The authors go on to recommend some policy changes (adopting preventive measures instead of current retroactive penalties, regulatory agencies investigating individual events like this one, improve access to data, etc.) but given our government's reluctance to go after these folks I'm not confident that their advice will be heeded.

Don’t Just Blame the Banksters or the Bums

It's easy, convenient, a good story line, etc. to blame the Great Recession on a-hole investment bankers trying make a quick buck, or stupid home buyers who should have known better than to buy a $500,000 house on $45,000 a year in income, but it's also wrong.  As with most things in life it's complicated, and hopefully we'll start seeing more in-depth explanations for the financial meltdown as we move out of crisis mode and into recovery/finger-pointing mode.

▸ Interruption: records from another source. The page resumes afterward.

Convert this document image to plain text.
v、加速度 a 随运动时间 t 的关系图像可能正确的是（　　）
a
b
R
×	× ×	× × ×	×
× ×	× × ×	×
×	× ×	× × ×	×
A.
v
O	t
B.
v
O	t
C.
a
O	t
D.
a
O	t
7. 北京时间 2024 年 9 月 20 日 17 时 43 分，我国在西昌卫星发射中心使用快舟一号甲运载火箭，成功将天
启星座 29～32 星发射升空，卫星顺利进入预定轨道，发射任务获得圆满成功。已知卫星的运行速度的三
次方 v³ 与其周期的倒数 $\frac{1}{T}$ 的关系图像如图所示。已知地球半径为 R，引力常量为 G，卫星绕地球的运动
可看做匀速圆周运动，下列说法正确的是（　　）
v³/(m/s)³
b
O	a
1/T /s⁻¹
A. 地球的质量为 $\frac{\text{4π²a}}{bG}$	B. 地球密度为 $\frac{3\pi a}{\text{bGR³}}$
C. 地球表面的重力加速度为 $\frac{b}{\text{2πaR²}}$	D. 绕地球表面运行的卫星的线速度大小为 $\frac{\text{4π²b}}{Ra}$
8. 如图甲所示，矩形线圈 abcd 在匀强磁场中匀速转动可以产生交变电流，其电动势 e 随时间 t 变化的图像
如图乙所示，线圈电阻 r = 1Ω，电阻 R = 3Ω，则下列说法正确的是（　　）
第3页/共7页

I might have found a good place to start in today's Wall Street Journal.  Columnist David Wessel profiles the University of Chicago's Raghuram Rajan who has an upcoming book (July publication date) titled "Fault Lines: How Hidden Fractures Still Threaten the World Economy."  Based on the quotes that Wessel provides from his interview of Rajan it sounds like the book will look at the crisis from a big-picture angle, and while the usual suspects are identified as key players in the crisis they are also seen as role players and not arch villains.  I think that's an important distinction if we're going to learn anything from this crisis and fix whatever we need to fix if we're not going to completely torch the economy.

Anyway, here's my favorite quote from the column:

 "When easy money pushed by a deep pocketed government comes into contact with the profit motive of a sophisticated, amoral financial sector, a deep fault line develops," Mr. Rajan writes.